Figure 12. Performance of trained models as learning rate and source of initialized weights changes

Like batch size, learning rate significantly impacts robustness. The sweet spot for learning rate in terms of robustness seems to be around 0.00025, with original validation accuracy dropping as the learning rate becomes more conservative; a learning rate of 0.00025 leads to a 3% drop in performance. Like before, this may be a worthwhile tradeoff to make.

Out of Sample Evaluation

Using the insights gained from the hyperparameter search, we define the final model with the following hyperparameters:

is_finetuned=False
num_unfrozen_layers=3
batch_size=8
learning_rate=0.00025

Of course, this is likely not the optimal hyperparameter combination, since we were not able to perform a full grid search. The results are as follows:

Table 1. Performance of final model
Dataset Accuracy
Original validation 0.522754
Perturbed training 0.569572
Perturbed validation 0.442720
Hold-out validation 0.485621
Out-of-distribution validation 0.489786

Original validation, perturbed validation, and hold-out validation accuracy are somewhat lower than the optimistic estimates derived from the hyperparameter search. However, we observe that we are able to achieve nearly 50% accuracy on the out-of-distribution validation set, which contains pixel modification perturbations that the model was never trained on, underscoring the robustness and adaptability of our model.

Model Comparison

Lastly, we observe the progression of feature map representations: starting from basic visual elements such as edges and textures in the initial layers, to more complex patterns in intermediate layers, and culminating in sophisticated, high-level feature representations in the deeper layers. This layered evolution is integral to the network’s ability to analyze and recognize complex images.

When comparing the baseline model to the final model, there are very few (if any) differences in the initial layers. By the intermediate and deeper layers, there are clear differences in which aspects of the images have the greatest activation. This observation aligns with the foundational principles of convolutional neural networks, where initial layers tend to be more generic, capturing universal features that are commonly useful across various tasks. As a result, the similarity in the initial layers between the baseline and final models suggests that these early representations are robust and essential for basic image processing, irrespective of specific model optimizations or task-focused training.

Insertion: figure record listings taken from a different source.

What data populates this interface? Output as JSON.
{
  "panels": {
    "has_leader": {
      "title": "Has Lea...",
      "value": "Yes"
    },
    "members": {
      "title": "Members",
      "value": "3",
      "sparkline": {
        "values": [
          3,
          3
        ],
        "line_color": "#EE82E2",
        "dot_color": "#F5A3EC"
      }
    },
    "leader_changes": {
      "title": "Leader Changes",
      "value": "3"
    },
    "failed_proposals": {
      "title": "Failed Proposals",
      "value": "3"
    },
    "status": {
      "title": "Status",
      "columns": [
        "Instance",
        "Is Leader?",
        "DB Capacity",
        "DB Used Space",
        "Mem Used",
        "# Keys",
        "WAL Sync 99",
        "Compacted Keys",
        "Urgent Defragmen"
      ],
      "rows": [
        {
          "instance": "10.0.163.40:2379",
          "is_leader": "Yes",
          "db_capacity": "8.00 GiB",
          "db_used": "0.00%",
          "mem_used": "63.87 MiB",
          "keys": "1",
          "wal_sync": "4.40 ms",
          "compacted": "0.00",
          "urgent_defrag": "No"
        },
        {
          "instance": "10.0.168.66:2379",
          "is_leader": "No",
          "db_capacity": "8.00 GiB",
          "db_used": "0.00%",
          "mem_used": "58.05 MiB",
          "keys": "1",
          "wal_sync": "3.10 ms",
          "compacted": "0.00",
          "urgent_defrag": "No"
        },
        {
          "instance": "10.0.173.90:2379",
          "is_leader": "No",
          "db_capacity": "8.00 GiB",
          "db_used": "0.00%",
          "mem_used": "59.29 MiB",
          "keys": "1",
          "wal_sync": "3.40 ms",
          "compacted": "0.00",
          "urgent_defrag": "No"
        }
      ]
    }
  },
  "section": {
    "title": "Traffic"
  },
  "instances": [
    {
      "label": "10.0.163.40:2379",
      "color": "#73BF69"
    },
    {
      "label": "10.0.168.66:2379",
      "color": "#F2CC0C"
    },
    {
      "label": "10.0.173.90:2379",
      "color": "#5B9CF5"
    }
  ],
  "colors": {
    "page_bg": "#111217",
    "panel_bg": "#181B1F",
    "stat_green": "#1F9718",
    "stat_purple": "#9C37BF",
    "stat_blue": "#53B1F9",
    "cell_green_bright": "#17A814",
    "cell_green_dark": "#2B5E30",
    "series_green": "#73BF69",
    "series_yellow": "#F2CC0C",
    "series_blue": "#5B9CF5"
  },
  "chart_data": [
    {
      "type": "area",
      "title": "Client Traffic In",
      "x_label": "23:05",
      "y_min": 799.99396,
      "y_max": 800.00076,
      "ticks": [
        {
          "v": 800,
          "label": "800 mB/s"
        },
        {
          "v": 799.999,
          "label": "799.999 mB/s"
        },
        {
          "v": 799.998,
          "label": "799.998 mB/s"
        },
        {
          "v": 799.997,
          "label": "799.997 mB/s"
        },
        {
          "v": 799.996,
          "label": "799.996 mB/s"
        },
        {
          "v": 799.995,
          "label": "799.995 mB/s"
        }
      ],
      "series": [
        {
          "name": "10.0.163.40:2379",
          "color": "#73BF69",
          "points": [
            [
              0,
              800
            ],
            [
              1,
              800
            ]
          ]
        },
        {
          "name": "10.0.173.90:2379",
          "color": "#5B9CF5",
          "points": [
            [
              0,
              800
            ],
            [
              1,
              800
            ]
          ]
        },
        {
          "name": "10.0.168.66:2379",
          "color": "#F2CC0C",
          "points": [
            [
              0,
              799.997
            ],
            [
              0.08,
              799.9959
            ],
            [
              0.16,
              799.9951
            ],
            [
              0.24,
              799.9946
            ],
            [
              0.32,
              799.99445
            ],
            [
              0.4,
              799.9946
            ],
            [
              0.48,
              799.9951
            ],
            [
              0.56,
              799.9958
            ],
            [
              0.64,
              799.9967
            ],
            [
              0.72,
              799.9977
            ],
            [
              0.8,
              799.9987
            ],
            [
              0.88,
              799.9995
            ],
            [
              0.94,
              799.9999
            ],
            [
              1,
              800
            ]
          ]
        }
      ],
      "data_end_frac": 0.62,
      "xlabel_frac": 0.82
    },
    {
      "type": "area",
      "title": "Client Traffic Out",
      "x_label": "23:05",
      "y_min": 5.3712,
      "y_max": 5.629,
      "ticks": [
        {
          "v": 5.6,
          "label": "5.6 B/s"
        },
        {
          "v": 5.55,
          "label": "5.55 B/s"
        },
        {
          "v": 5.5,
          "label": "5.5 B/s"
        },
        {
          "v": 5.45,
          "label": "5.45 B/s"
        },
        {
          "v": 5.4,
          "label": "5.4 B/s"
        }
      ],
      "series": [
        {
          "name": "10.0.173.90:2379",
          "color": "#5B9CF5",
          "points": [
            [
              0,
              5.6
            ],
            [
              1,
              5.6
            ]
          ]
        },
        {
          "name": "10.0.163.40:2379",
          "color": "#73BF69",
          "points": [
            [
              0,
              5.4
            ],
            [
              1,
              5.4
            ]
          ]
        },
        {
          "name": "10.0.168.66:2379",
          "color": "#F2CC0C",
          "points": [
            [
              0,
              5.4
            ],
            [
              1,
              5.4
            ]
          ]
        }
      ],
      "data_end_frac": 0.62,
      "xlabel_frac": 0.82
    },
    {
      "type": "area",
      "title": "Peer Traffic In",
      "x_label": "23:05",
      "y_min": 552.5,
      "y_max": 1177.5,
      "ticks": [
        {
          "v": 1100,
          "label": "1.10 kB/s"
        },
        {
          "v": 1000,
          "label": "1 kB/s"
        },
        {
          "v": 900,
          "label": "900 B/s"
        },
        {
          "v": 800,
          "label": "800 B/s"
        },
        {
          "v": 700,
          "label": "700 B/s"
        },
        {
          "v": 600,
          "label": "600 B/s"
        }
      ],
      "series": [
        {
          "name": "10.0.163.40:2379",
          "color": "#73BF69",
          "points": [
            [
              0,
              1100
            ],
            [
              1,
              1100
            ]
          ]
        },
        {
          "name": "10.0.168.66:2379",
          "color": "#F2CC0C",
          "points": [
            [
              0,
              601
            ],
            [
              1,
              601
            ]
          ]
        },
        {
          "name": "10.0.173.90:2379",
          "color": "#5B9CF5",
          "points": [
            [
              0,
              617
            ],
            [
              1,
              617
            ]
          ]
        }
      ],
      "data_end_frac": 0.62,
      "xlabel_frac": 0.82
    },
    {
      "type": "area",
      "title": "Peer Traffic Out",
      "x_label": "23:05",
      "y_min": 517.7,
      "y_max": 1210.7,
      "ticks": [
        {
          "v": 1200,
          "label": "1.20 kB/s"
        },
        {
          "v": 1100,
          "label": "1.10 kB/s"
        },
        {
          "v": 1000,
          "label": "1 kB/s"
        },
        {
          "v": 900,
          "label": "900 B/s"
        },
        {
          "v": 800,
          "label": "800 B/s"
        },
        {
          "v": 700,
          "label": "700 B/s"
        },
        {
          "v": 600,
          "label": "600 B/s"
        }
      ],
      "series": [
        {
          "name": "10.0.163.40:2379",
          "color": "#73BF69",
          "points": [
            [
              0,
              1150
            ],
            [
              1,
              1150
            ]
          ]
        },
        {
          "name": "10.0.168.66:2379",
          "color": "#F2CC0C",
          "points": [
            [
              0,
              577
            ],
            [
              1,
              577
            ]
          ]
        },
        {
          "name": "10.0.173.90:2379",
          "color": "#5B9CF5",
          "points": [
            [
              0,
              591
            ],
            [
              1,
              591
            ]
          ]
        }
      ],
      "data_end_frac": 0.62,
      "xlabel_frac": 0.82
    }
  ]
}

However, the divergence observed in the intermediate and deeper layers is indicative of the specialized learning that occurs as a result of hyperparameter tuning in the final model. These layers, being more task-specific, have adapted to capture more complex and abstract features relevant to the particular objectives of the final model.

Figure 13. Comparison of the heatmaps for both models when passed in an image of a frog
Figure 14. Comparison of the heatmaps for both models when passed in a perturbed image of a frog

Conclusion and Next Steps

In this project, we have undertaken a comprehensive exploration of enhancing ResNet through data augmentation with adversarial examples and straightforward hyperparameter tuning. Key highlights include the computational efficiency and simplicity of the employed technique, the resulting model’s ability to adapt to both seen and unseen perturbations, and the capacity to finely control tradeoffs between robustness and accuracy thorugh the manipulation of diverse hyperparameters.

There are many potential avenues for future exploration. One prospect involves expanding and refining the discussed techniques by continuing to explore the hyperparameter space, considering additional parameters or refining the search range. Additionally, applying this analysis to different architectures and domains could reveal further insights. Finally, broadening the scope of perturbations presents another avenue, offering the potential to develop more practical models tailored for real-world applications.